【フィンドゥス社の冷凍白身魚のフライ】
 タラなどの白身魚を、人工的な長方形のフライにした冷凍食品。味もついているし、フライパンで焼くだけなので楽勝だ。この製品はスウェーデンにかぎらず、イギリスではフィッシュ・フィンガーという名で流通しているし、夫もイタリアで子供のころよく食べたという。どうやら欧米では〝懐かしの味〟らしい。

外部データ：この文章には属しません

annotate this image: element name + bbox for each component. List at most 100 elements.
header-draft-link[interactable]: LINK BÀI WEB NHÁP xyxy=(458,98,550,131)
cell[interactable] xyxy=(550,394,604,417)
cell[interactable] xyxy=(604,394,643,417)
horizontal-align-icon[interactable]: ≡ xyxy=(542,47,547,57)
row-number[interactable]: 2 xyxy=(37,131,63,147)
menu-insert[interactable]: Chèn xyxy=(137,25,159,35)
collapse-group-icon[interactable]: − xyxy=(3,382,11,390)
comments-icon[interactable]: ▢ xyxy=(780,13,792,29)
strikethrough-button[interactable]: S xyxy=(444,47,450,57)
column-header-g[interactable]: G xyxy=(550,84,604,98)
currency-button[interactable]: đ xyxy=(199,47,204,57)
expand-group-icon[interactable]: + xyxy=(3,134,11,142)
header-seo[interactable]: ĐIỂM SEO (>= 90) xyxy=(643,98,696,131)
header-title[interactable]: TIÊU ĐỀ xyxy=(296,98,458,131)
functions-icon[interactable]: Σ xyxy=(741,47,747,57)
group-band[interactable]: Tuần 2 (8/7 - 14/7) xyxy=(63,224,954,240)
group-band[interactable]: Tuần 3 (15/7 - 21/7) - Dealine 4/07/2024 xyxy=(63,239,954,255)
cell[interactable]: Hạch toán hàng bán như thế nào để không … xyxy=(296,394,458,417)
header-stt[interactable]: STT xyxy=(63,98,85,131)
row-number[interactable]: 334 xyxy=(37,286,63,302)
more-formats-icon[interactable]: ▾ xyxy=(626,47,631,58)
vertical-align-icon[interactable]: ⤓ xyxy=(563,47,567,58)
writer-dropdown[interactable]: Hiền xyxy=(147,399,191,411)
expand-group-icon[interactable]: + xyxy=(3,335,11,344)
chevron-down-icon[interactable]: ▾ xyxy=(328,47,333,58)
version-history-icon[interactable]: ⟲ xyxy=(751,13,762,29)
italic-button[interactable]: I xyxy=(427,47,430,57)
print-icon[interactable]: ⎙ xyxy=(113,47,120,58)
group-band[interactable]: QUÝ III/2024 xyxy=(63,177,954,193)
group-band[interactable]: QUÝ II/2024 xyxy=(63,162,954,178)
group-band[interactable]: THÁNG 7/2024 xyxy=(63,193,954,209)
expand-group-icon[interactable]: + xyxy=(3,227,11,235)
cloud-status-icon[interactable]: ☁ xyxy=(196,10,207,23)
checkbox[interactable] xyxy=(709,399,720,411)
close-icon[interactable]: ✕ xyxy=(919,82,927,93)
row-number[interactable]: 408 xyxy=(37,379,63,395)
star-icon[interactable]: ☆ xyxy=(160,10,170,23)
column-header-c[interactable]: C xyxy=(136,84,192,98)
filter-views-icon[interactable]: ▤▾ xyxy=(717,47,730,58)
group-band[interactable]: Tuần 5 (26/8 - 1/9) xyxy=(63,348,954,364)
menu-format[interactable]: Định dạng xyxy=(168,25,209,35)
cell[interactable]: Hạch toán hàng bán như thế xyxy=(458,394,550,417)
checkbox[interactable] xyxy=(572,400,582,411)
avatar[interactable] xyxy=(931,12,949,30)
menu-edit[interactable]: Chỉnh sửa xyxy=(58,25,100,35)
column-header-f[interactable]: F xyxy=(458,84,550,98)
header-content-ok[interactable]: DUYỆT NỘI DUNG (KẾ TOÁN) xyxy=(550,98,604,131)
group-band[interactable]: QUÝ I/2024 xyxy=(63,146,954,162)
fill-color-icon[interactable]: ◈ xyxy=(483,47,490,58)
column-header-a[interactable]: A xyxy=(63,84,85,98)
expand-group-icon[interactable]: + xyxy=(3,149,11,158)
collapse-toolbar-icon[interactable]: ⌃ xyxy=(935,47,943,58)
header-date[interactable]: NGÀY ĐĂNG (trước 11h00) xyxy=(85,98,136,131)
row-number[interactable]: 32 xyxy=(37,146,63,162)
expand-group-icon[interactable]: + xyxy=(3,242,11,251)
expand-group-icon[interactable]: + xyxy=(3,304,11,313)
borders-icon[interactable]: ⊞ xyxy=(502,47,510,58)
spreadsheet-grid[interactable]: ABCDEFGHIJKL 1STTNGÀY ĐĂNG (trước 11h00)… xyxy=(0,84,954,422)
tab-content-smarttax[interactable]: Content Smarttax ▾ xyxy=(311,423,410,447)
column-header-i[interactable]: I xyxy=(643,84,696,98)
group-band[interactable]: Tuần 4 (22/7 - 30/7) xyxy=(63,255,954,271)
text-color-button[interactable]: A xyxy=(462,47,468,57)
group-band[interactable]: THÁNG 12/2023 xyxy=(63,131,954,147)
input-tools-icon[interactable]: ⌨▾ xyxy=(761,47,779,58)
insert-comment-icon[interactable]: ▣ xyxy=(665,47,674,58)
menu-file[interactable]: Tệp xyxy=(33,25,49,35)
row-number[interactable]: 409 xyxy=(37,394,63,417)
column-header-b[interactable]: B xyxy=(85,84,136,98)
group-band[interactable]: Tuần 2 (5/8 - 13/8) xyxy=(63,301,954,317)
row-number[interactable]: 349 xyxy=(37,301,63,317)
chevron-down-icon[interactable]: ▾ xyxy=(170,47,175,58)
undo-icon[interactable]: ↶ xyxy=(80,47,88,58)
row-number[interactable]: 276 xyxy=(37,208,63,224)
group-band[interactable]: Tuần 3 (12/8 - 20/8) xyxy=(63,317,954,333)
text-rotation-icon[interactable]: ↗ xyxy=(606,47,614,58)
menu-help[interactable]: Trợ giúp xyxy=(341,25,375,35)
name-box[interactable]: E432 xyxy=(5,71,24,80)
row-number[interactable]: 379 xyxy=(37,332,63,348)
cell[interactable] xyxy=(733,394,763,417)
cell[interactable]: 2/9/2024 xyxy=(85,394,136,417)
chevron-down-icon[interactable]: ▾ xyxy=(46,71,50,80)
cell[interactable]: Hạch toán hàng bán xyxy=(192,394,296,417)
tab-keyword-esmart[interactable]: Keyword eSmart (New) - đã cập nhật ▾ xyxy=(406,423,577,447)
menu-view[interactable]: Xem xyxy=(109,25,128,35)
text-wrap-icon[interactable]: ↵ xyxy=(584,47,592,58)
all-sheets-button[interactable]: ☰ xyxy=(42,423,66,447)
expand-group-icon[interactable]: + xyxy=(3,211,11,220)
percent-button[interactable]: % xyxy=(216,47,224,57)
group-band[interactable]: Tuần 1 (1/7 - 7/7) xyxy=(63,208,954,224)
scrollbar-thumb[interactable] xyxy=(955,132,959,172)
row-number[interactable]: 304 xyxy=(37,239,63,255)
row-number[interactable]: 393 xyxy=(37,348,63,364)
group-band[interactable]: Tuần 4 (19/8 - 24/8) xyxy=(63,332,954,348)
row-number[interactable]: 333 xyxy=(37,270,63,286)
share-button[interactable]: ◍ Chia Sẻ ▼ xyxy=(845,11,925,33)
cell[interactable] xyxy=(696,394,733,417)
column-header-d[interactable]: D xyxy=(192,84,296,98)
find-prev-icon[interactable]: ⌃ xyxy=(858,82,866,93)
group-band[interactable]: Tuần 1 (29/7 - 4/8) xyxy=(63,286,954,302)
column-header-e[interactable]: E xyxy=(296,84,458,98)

 スウェーデンではこれにレモン汁をかけ、茹でたじゃがいもかマッシュポテトをつけ合わせる。さらに手抜きしたければ、マッシュポテトも牛乳を混ぜればいいだけの粉状の製品が売られている。冷凍食品にもかかわらず、肉食に偏りがちなスウェーデンにおいて「今週はちゃんと子供に魚を食べさせた」という親の充足感に貢献してくれ、人気は絶大だ。

【スウェーデン家庭料理の新定番、タコス】
 最後に、ここに挙げた中ではもっとも新しくて、しかも栄養バランスもよいメニューを紹介しよう。それはこの10年ほどで一気に人気の定番家庭料理へと駆け上がったタコスだ。スーパーに行けば、大きな棚ひとつ、いやひょっとすると2つ分は、タコス関連食材が売られている。
 おおざっぱにタコスと呼ばれているが、すぐに割れてしまう固いタコスのシェルのことではない。スウェーデンでよく食べられているのは白くて丸い薄い皮で、要はトルティーヤのことだ。小さな子供のいる家庭であれば、ひき肉を専用のスパイスミックスで炒め、トマト、キュウリ、レタスを小さく切っておいて、あとは缶詰のコーンやチーズを準備し、各自で好きなものを好きなだけトルティーヤに巻いて食べる。ソースやワカモーレ、トルティーヤチップスなどの付属品も充実している。

 スウェーデン人がいちばん頻繁に食べていそうなイメージがあるのはミートボールだが、どうしても右記の料理よりも調理時間が長くなる。ひき肉をいくつも小さく丸めなきゃならないし、つけ合わせのじゃがいもも用意しなければいけないからだ。ではミートボールはイケアのレストランあたりでしか食べないのかというと、そうでもない。子供も好きだし、やはりよく食卓に上る。どうも、大量に作って冷凍しているようだ。日本の餃子みたいな位置づけなのだろうか。冷凍しておけば、仕事から帰ってきてフライパンで調理するだけですむ。
「子供にもっと野菜をしっかり食べさせたいのに」という親の悩みは万国共通だろう。ところがスウェーデンには伝統的な野菜料理というのがほとんどない。厳しい気候のせいで、じゃがいもと玉ねぎとカブ類くらいしか育たなかったのだと思う。